Home > Back-end >  Elasticsearch fuzziness with multi_match and bool_prefix type
Elasticsearch fuzziness with multi_match and bool_prefix type

Time:12-09

I have a set of search_as_you_type_fields I need to search against. Here is my mapping

"mappings" : {
      "properties" : {
        "description" : {
          "type" : "search_as_you_type",
          "doc_values" : false,
          "max_shingle_size" : 3
        },
        "questions" : {
          "properties" : {
            "content" : {
              "type" : "search_as_you_type",
              "doc_values" : false,
              "max_shingle_size" : 3
            },
            "tags" : {
              "type" : "text",
              "fields" : {
                "keyword" : {
                  "type" : "keyword"
                }
              }
            }
          }
        },
      
        "title" : {
          "type" : "search_as_you_type",
          "doc_values" : false,
          "max_shingle_size" : 3
        },
      }
    }

I am using a multi_match query with bool_prefix type.

"query": {
    "multi_match": {
      "query": "triangle", 
      "type": "bool_prefix",
       "fields": [
           "title",
           "title._2gram",
           "title._3gram",
           "description",
           "description._2gram",
           "description._3gram",
           "questions.content",
           "questions.content._2gram",
           "questions.content._3gram",
           "questions.tags",
           "questions.tags._2gram",
           "questions.tags._3gram"
       ]
    }
  }

So far works fine. Now I want to add a typo tolerance which is fuzziness in ES. However, looks like bool_prefix has some conflicts working with this. So if I modify my query and add "fuzziness": "AUTO" and make an error in a word "triangle" -> "triangld", it won't get any results.

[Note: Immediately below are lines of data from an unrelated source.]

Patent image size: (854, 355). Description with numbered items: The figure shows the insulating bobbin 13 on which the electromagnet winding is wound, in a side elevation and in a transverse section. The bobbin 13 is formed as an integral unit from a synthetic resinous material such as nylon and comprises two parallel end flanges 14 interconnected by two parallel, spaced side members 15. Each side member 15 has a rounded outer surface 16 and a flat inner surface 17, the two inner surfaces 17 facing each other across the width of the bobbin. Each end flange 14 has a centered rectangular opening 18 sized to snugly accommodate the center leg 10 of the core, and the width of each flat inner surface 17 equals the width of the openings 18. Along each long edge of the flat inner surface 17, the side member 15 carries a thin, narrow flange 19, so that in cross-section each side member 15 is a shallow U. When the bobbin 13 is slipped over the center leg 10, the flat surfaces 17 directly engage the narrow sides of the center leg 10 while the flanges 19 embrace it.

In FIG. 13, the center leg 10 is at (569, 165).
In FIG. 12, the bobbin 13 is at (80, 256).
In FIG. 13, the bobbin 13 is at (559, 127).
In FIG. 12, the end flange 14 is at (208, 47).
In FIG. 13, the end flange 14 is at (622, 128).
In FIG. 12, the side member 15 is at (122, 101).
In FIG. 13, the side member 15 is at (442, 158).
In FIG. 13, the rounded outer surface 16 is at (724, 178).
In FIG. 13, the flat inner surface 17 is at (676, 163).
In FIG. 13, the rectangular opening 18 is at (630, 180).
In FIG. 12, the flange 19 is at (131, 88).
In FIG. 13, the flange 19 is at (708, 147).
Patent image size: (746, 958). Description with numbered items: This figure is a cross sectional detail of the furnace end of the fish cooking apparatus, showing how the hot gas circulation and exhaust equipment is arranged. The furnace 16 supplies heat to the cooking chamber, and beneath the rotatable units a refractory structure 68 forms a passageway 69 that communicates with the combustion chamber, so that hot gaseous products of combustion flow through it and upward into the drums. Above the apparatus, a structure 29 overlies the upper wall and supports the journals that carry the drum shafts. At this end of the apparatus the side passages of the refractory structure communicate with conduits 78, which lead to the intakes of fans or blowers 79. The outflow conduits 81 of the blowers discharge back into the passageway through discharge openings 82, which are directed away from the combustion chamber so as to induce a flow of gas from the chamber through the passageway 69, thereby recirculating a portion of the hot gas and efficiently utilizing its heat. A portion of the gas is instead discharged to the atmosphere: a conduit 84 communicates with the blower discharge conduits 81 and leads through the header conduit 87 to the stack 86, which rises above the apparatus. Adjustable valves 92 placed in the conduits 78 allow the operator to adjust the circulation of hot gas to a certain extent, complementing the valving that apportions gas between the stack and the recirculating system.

However, if I am looking for a phrase "right triangle", I have some different behavior:

  1. even if no typos is made, I got more results with just "fuzziness": "AUTO" (1759 vs 1267)
  2. if I add a typo to the 2d word "right triangdd", it seems to work, however looks like it now pushes the results containing "right" without "triangle" first ("The Bill of Rights", "Due process and right to privacy" etc.) in front.
  3. If I make a typo in the 1st word ("righd triangle") or both ("righd triangdd"), the results seems to be just fine. So this is probably the only correct behavior.

I've seen a couple of articles and even GitHub issues that fuzziness does not work in a proper way with a multi_match query with bool_prefix, however I can't find a workaround for this. I've tried changing the query type, but looks like bool_prefix is the only one that supports search as you type and I need to get search result as a user starts typing something.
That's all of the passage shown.